In this exciting and “fast-paced thriller that is hard to put down” (Michael Hayden, former director of the CIA), a young reporter must match wits with spies, assassins, and a terrorist sleeper cell that is targeting the very heart of American power.
When Boston reporter Alexandra James is assigned to cover the death of Thom Carlyle, the son of a powerful Washington insider, she soon discovers the story is not as simple as it seems. The young man fell from the top of a Harvard bell tower, but did he jump…or was he pushed?
Focused on what could be the story of a lifetime, Alex chases leads from Harvard Yard to the courtyards of Cambridge, England, from a clandestine rendezvous in London to the inside of a nuclear terrorist network. But when she goes to Washington, DC for a key interview that promises to tie everything together, Alex the hunter becomes Alex the hunted: an assassin is dispatched…her laptop disappears…her phone is tapped. And she begins to grasp that Thom Carlyle may have been killed to hide a terrifying conspiracy within the White House itself.
NPR National Security correspondent Mary Louise Kelly has turned her own real-life reporting adventures into fiction with this stylish spy thriller that is “great fun, from beginning to end” (The Washington Post).

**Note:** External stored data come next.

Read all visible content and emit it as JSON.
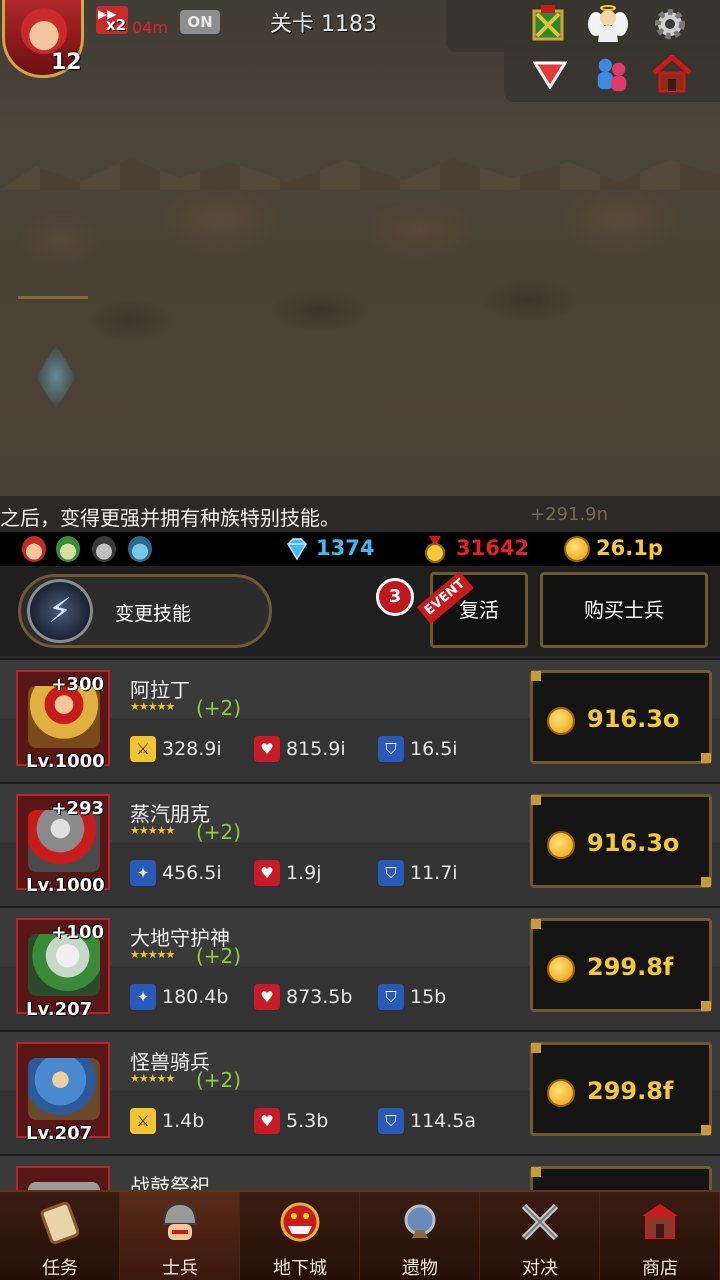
{
  "status_bar": {
    "player_level": "12",
    "speed_multiplier": "x2",
    "speed_time": "04m",
    "speed_toggle": "ON",
    "stage": "关卡 1183"
  },
  "top_right_icons": [
    "shield-crest-icon",
    "angel-icon",
    "gear-icon",
    "triangle-down-icon",
    "multiplayer-icon",
    "house-icon"
  ],
  "notice_text": "之后，变得更强并拥有种族特别技能。",
  "floating_damage": "+291.9n",
  "currency": {
    "gems": "1374",
    "medals": "31642",
    "gold": "26.1p"
  },
  "actions": {
    "change_skill_label": "变更技能",
    "badge_count": "3",
    "event_ribbon": "EVENT",
    "revive_label": "复活",
    "buy_soldier_label": "购买士兵"
  },
  "soldiers": [
    {
      "name": "阿拉丁",
      "bonus": "+300",
      "level": "Lv.1000",
      "stars": "★★★★★",
      "plus": "(+2)",
      "atk_icon": "sword-icon",
      "attack": "328.9i",
      "hp": "815.9i",
      "defense": "16.5i",
      "price": "916.3o"
    },
    {
      "name": "蒸汽朋克",
      "bonus": "+293",
      "level": "Lv.1000",
      "stars": "★★★★★",
      "plus": "(+2)",
      "atk_icon": "magic-wand-icon",
      "attack": "456.5i",
      "hp": "1.9j",
      "defense": "11.7i",
      "price": "916.3o"
    },
    {
      "name": "大地守护神",
      "bonus": "+100",
      "level": "Lv.207",
      "stars": "★★★★★",
      "plus": "(+2)",
      "atk_icon": "magic-wand-icon",
      "attack": "180.4b",
      "hp": "873.5b",
      "defense": "15b",
      "price": "299.8f"
    },
    {
      "name": "怪兽骑兵",
      "bonus": "",
      "level": "Lv.207",
      "stars": "★★★★★",
      "plus": "(+2)",
      "atk_icon": "sword-icon",
      "attack": "1.4b",
      "hp": "5.3b",
      "defense": "114.5a",
      "price": "299.8f"
    },
    {
      "name": "战鼓祭祀",
      "bonus": "",
      "level": "",
      "stars": "",
      "plus": "",
      "atk_icon": "",
      "attack": "",
      "hp": "",
      "defense": "",
      "price": ""
    }
  ],
  "nav": [
    {
      "label": "任务",
      "icon": "scroll-icon",
      "active": false
    },
    {
      "label": "士兵",
      "icon": "helmet-icon",
      "active": true
    },
    {
      "label": "地下城",
      "icon": "monster-icon",
      "active": false
    },
    {
      "label": "遗物",
      "icon": "orb-icon",
      "active": false
    },
    {
      "label": "对决",
      "icon": "crossed-swords-icon",
      "active": false
    },
    {
      "label": "商店",
      "icon": "shop-icon",
      "active": false
    }
  ],
  "colors": {
    "gold_text": "#f3c83a",
    "medal_red": "#e2222a",
    "gem_blue": "#42b8f0",
    "plus_green": "#8ccf3a",
    "frame_gold": "#6e5a2c"
  }
}
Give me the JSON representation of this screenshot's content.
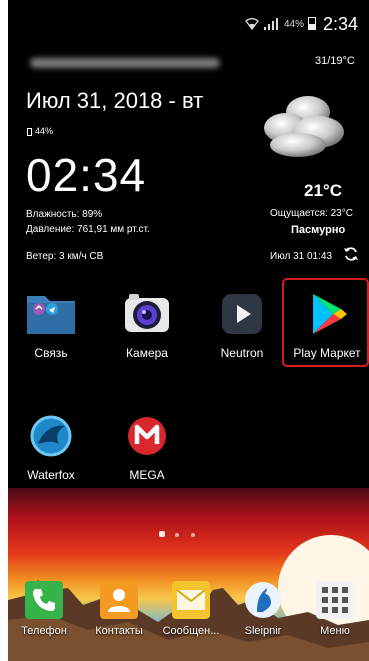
{
  "status_bar": {
    "battery_percent": "44%",
    "time": "2:34"
  },
  "weather": {
    "temp_range": "31/19°C",
    "date": "Июл 31, 2018 - вт",
    "battery": "44%",
    "time": "02:34",
    "temperature": "21°C",
    "feels_like": "Ощущается: 23°C",
    "condition": "Пасмурно",
    "humidity": "Влажность: 89%",
    "pressure": "Давление: 761,91 мм рт.ст.",
    "wind": "Ветер: 3 км/ч СВ",
    "updated": "Июл 31  01:43"
  },
  "apps": [
    {
      "label": "Связь",
      "icon": "folder-icon"
    },
    {
      "label": "Камера",
      "icon": "camera-icon"
    },
    {
      "label": "Neutron",
      "icon": "neutron-play-icon"
    },
    {
      "label": "Play Маркет",
      "icon": "play-store-icon"
    },
    {
      "label": "Waterfox",
      "icon": "waterfox-icon"
    },
    {
      "label": "MEGA",
      "icon": "mega-icon"
    }
  ],
  "dock": [
    {
      "label": "Телефон",
      "icon": "phone-icon"
    },
    {
      "label": "Контакты",
      "icon": "contacts-icon"
    },
    {
      "label": "Сообщен...",
      "icon": "messages-icon"
    },
    {
      "label": "Sleipnir",
      "icon": "sleipnir-icon"
    },
    {
      "label": "Меню",
      "icon": "apps-menu-icon"
    }
  ],
  "colors": {
    "highlight": "#d11d1d",
    "background": "#000000"
  }
}
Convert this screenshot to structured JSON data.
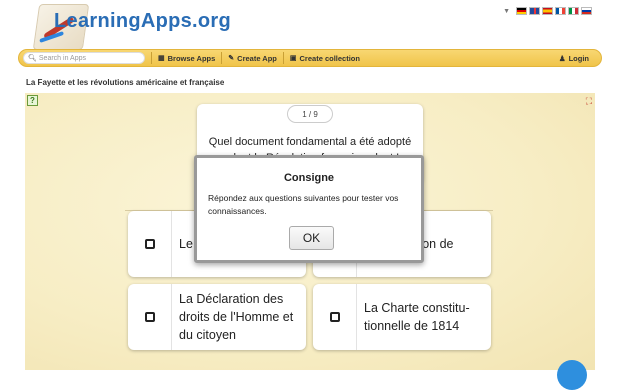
{
  "header": {
    "logo_text": "LearningApps.org",
    "flags": [
      "de",
      "gb",
      "es",
      "fr",
      "it",
      "ru"
    ]
  },
  "navbar": {
    "search_placeholder": "Search in Apps",
    "browse_label": "Browse Apps",
    "create_label": "Create App",
    "collection_label": "Create collection",
    "login_label": "Login"
  },
  "page": {
    "title": "La Fayette et les révolutions américaine et française"
  },
  "quiz": {
    "counter": "1 / 9",
    "question_line1": "Quel document fondamental a été adopté",
    "question_line2": "pendant la Révolution française, dont La",
    "answers": [
      {
        "text": "Le"
      },
      {
        "text": "ution de"
      },
      {
        "line1": "La Déclaration des",
        "line2": "droits de l'Homme et",
        "line3": "du citoyen"
      },
      {
        "line1": "La Charte constitu-",
        "line2": "tionnelle de 1814"
      }
    ]
  },
  "modal": {
    "title": "Consigne",
    "text": "Répondez aux questions suivantes pour tester vos connaissances.",
    "ok_label": "OK"
  },
  "colors": {
    "navbar": "#f0c44a",
    "logo": "#2a6db5",
    "stage": "#f7edc4",
    "fab": "#2e8fde"
  }
}
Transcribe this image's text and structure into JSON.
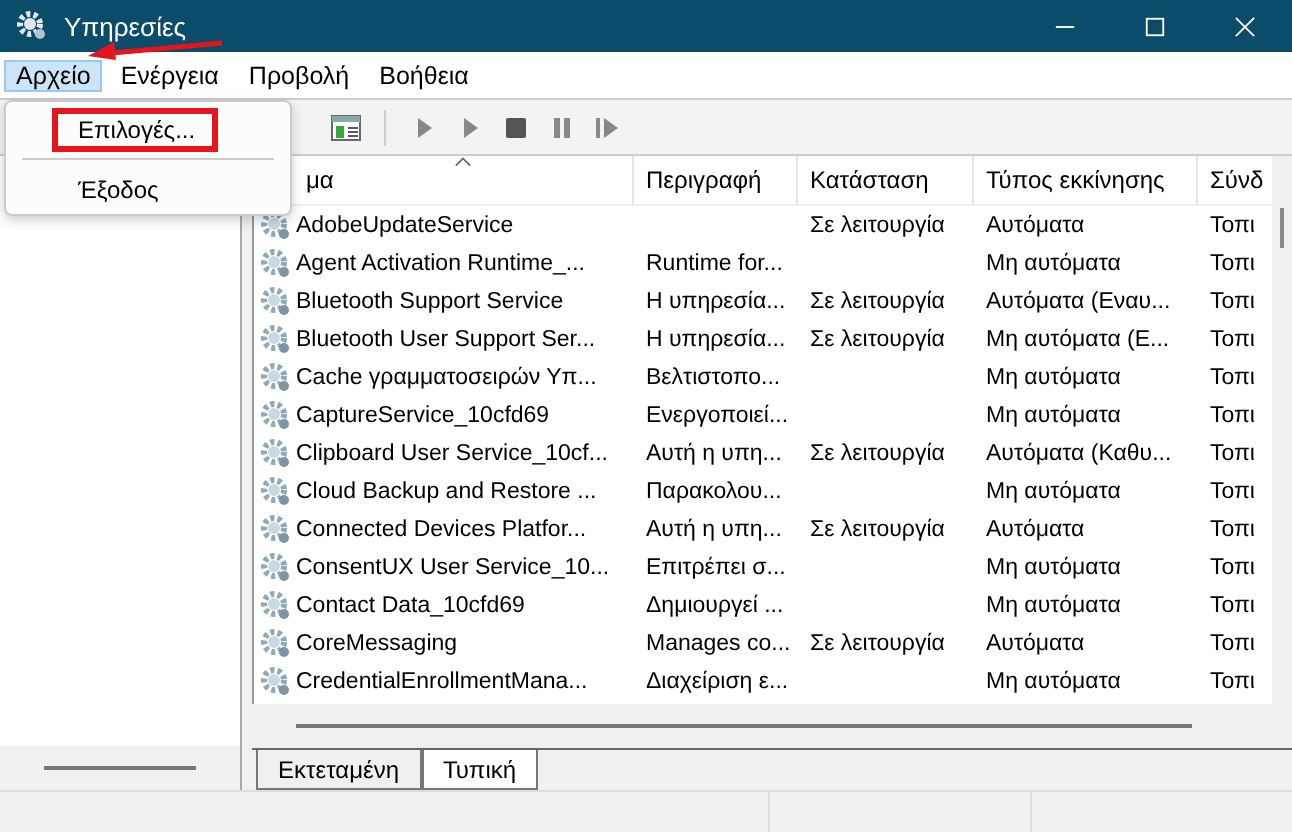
{
  "window": {
    "title": "Υπηρεσίες"
  },
  "menu_bar": [
    {
      "label": "Αρχείο",
      "selected": true
    },
    {
      "label": "Ενέργεια",
      "selected": false
    },
    {
      "label": "Προβολή",
      "selected": false
    },
    {
      "label": "Βοήθεια",
      "selected": false
    }
  ],
  "dropdown": [
    {
      "label": "Επιλογές...",
      "highlighted": true
    },
    {
      "label": "Έξοδος",
      "highlighted": false
    }
  ],
  "table": {
    "columns": [
      "μα",
      "Περιγραφή",
      "Κατάσταση",
      "Τύπος εκκίνησης",
      "Σύνδ"
    ],
    "rows": [
      {
        "name": "AdobeUpdateService",
        "description": "",
        "status": "Σε λειτουργία",
        "startup": "Αυτόματα",
        "logon": "Τοπι"
      },
      {
        "name": "Agent Activation Runtime_...",
        "description": "Runtime for...",
        "status": "",
        "startup": "Μη αυτόματα",
        "logon": "Τοπι"
      },
      {
        "name": "Bluetooth Support Service",
        "description": "Η υπηρεσία...",
        "status": "Σε λειτουργία",
        "startup": "Αυτόματα (Εναυ...",
        "logon": "Τοπι"
      },
      {
        "name": "Bluetooth User Support Ser...",
        "description": "Η υπηρεσία...",
        "status": "Σε λειτουργία",
        "startup": "Μη αυτόματα (Ε...",
        "logon": "Τοπι"
      },
      {
        "name": "Cache γραμματοσειρών Υπ...",
        "description": "Βελτιστοπο...",
        "status": "",
        "startup": "Μη αυτόματα",
        "logon": "Τοπι"
      },
      {
        "name": "CaptureService_10cfd69",
        "description": "Ενεργοποιεί...",
        "status": "",
        "startup": "Μη αυτόματα",
        "logon": "Τοπι"
      },
      {
        "name": "Clipboard User Service_10cf...",
        "description": "Αυτή η υπη...",
        "status": "Σε λειτουργία",
        "startup": "Αυτόματα (Καθυ...",
        "logon": "Τοπι"
      },
      {
        "name": "Cloud Backup and Restore ...",
        "description": "Παρακολου...",
        "status": "",
        "startup": "Μη αυτόματα",
        "logon": "Τοπι"
      },
      {
        "name": "Connected Devices Platfor...",
        "description": "Αυτή η υπη...",
        "status": "Σε λειτουργία",
        "startup": "Αυτόματα",
        "logon": "Τοπι"
      },
      {
        "name": "ConsentUX User Service_10...",
        "description": "Επιτρέπει σ...",
        "status": "",
        "startup": "Μη αυτόματα",
        "logon": "Τοπι"
      },
      {
        "name": "Contact Data_10cfd69",
        "description": "Δημιουργεί ...",
        "status": "",
        "startup": "Μη αυτόματα",
        "logon": "Τοπι"
      },
      {
        "name": "CoreMessaging",
        "description": "Manages co...",
        "status": "Σε λειτουργία",
        "startup": "Αυτόματα",
        "logon": "Τοπι"
      },
      {
        "name": "CredentialEnrollmentMana...",
        "description": "Διαχείριση ε...",
        "status": "",
        "startup": "Μη αυτόματα",
        "logon": "Τοπι"
      }
    ]
  },
  "tabs": [
    {
      "label": "Εκτεταμένη",
      "selected": false
    },
    {
      "label": "Τυπική",
      "selected": true
    }
  ]
}
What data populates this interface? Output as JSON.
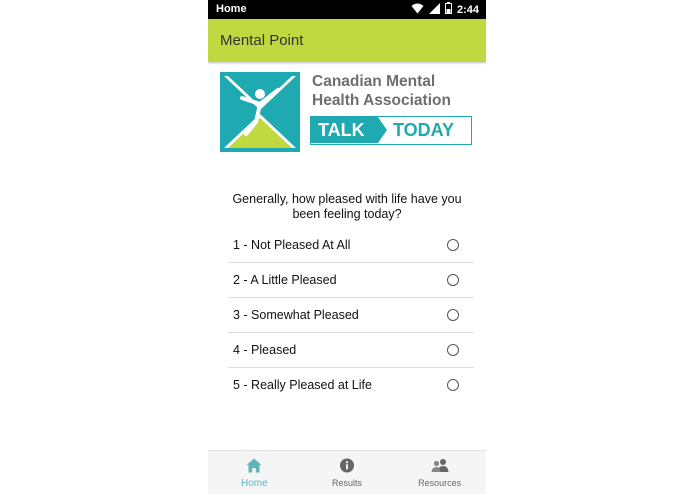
{
  "status_bar": {
    "left_label": "Home",
    "time": "2:44",
    "icons": [
      "wifi-icon",
      "signal-icon",
      "battery-icon"
    ]
  },
  "app_bar": {
    "title": "Mental Point",
    "color": "#c0d940"
  },
  "logo": {
    "org_name": "Canadian Mental Health Association",
    "talk": "TALK",
    "today": "TODAY",
    "accent": "#1fa9b1"
  },
  "survey": {
    "question": "Generally, how pleased with life have you been feeling today?",
    "options": [
      {
        "label": "1 - Not Pleased At All"
      },
      {
        "label": "2 - A Little Pleased"
      },
      {
        "label": "3 - Somewhat Pleased"
      },
      {
        "label": "4 - Pleased"
      },
      {
        "label": "5 - Really Pleased at Life"
      }
    ]
  },
  "bottom_nav": {
    "items": [
      {
        "label": "Home",
        "icon": "home-icon",
        "active": true
      },
      {
        "label": "Results",
        "icon": "info-icon",
        "active": false
      },
      {
        "label": "Resources",
        "icon": "people-icon",
        "active": false
      }
    ],
    "active_color": "#5fb3bb"
  }
}
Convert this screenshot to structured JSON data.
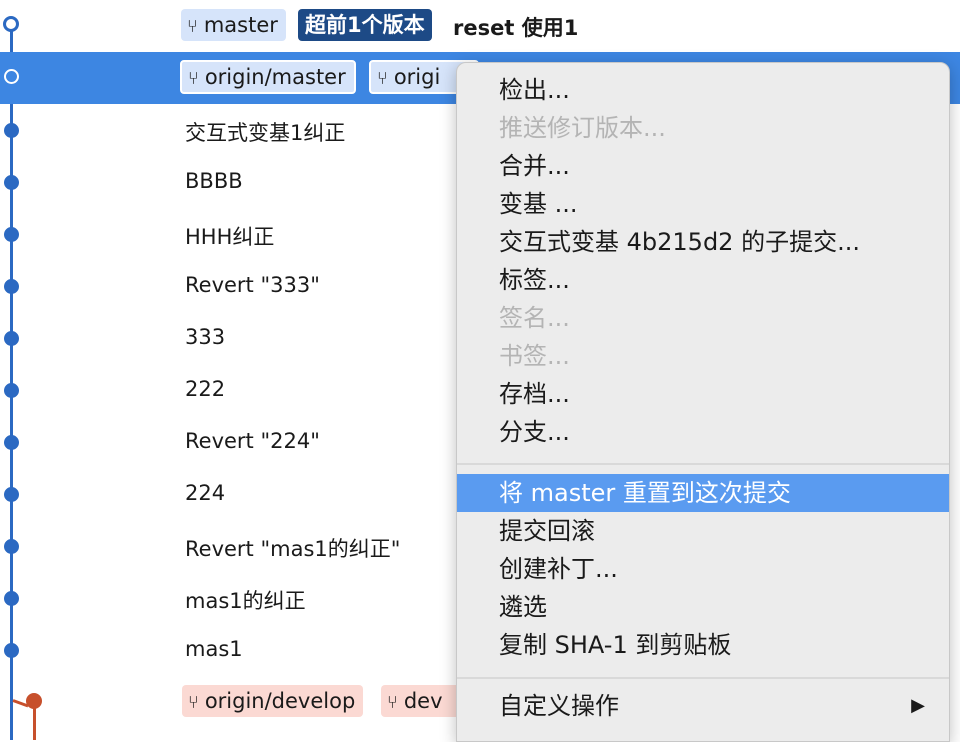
{
  "top_row": {
    "branch_label": "master",
    "ahead_badge": "超前1个版本",
    "commit_message": "reset 使用1"
  },
  "selected_row": {
    "tag1": "origin/master",
    "tag2": "origi"
  },
  "commits": [
    "交互式变基1纠正",
    "BBBB",
    "HHH纠正",
    "Revert \"333\"",
    "333",
    "222",
    "Revert \"224\"",
    "224",
    "Revert \"mas1的纠正\"",
    "mas1的纠正",
    "mas1"
  ],
  "bottom_row": {
    "tag1": "origin/develop",
    "tag2": "dev"
  },
  "branch_icon": "branch-icon",
  "context_menu": {
    "items": [
      {
        "label": "检出...",
        "enabled": true
      },
      {
        "label": "推送修订版本...",
        "enabled": false
      },
      {
        "label": "合并...",
        "enabled": true
      },
      {
        "label": "变基 ...",
        "enabled": true
      },
      {
        "label": "交互式变基 4b215d2 的子提交...",
        "enabled": true
      },
      {
        "label": "标签...",
        "enabled": true
      },
      {
        "label": "签名...",
        "enabled": false
      },
      {
        "label": "书签...",
        "enabled": false
      },
      {
        "label": "存档...",
        "enabled": true
      },
      {
        "label": "分支...",
        "enabled": true
      }
    ],
    "items2": [
      {
        "label": "将 master 重置到这次提交",
        "highlighted": true
      },
      {
        "label": "提交回滚"
      },
      {
        "label": "创建补丁..."
      },
      {
        "label": "遴选"
      },
      {
        "label": "复制 SHA-1 到剪贴板"
      }
    ],
    "custom_actions": "自定义操作",
    "submenu_arrow": "▶"
  },
  "colors": {
    "selection": "#3d86e2",
    "menu_highlight": "#5a9bf0",
    "graph_blue": "#2b69c2",
    "graph_red": "#c7502c"
  }
}
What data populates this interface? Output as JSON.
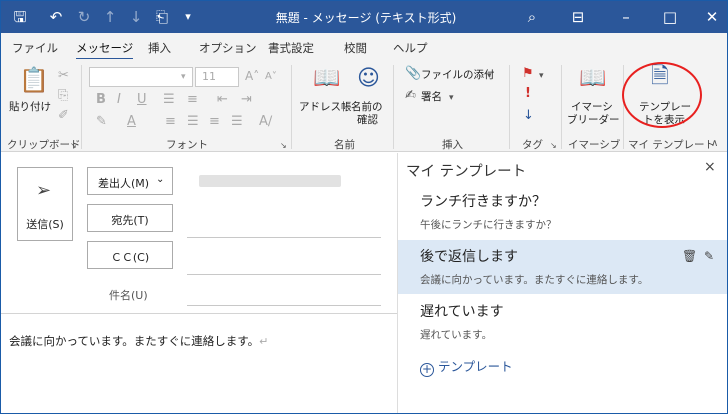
{
  "title": "無題 - メッセージ (テキスト形式)",
  "menu": [
    "ファイル",
    "メッセージ",
    "挿入",
    "オプション",
    "書式設定",
    "校閲",
    "ヘルプ"
  ],
  "ribbon": {
    "paste": "貼り付け",
    "font_size": "11",
    "address_book": "アドレス帳",
    "check_names_1": "名前の",
    "check_names_2": "確認",
    "attach_file": "ファイルの添付",
    "signature": "署名",
    "immersive_1": "イマーシ",
    "immersive_2": "ブリーダー",
    "show_templates_1": "テンプレー",
    "show_templates_2": "トを表示",
    "groups": [
      "クリップボード",
      "フォント",
      "名前",
      "挿入",
      "タグ",
      "イマーシブ",
      "マイ テンプレート"
    ]
  },
  "compose": {
    "send": "送信(S)",
    "from": "差出人(M)",
    "to": "宛先(T)",
    "cc": "ＣＣ(C)",
    "subject": "件名(U)",
    "body": "会議に向かっています。またすぐに連絡します。"
  },
  "panel": {
    "title": "マイ テンプレート",
    "close": "×",
    "templates": [
      {
        "title": "ランチ行きますか？",
        "preview": "午後にランチに行きますか？",
        "selected": false
      },
      {
        "title": "後で返信します",
        "preview": "会議に向かっています。またすぐに連絡します。",
        "selected": true
      },
      {
        "title": "遅れています",
        "preview": "遅れています。",
        "selected": false
      }
    ],
    "add": "テンプレート"
  },
  "colors": {
    "titlebar": "#2b579a",
    "accent": "#2b579a",
    "highlight": "#e8201f"
  }
}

NPR and BBC reporter Kelly's debut thriller about a terrorist sleeper cell with its sights on American annihilation rings eerily prescient in the wake of the Boston Marathon bombings. The story begins with the mysterious death of Harvard graduate Thom Carlyle, who appears to have been shoved out of a window from the bell tower of the university's Eliot House. The incident sparks the attention of Alexandra James, a feisty reporter for The New England Chronicle, and takes her to the hallowed halls of England's Cambridge University, the highest levels of the Central Intelligence Agency and the underbelly of the White House. She chases zany, seemingly disparate leads that include "meeting men masquerading as English cricket players for tea, and swapping banana-bread recipes with loopy landladies, and stalking fruit exporters in Pakistan." But James eventually uncovers a plot that could lead to dire national security consequences all the while battling her own inner demons. Kelly's years as a political writer and intelligence correspondent covering wars, terrorism and nuclear powers have served her well, and she portrays James with authority in a smart, fun voice that will stir lust and envy among readers. The author leaves open a window on the final page that suggests a sequel much to the reader's delight.
Anonymous Sources - A good read
This novel was totally implausible - well, maybe not. But it was a lot of fun to read; and hard to put down.
Excitement on the page
When I finished reading Anonymous Sources on my IPad, I went to Amazon and ordered 3 hard copies to give to friends. The author writes well and uses her research skills to get the facts
right and build atmosphere.
Easy and fun
A fun, easy read. This is the first book I have read since giving birth 9 months ago. A great choice to get back into the habit. Occasionally it was a bit too girly, occasionally a 'page turner' but none the less I read it in a day and enjoyed it all. It could be a great start to a series for this character, and I would look forward to each installment.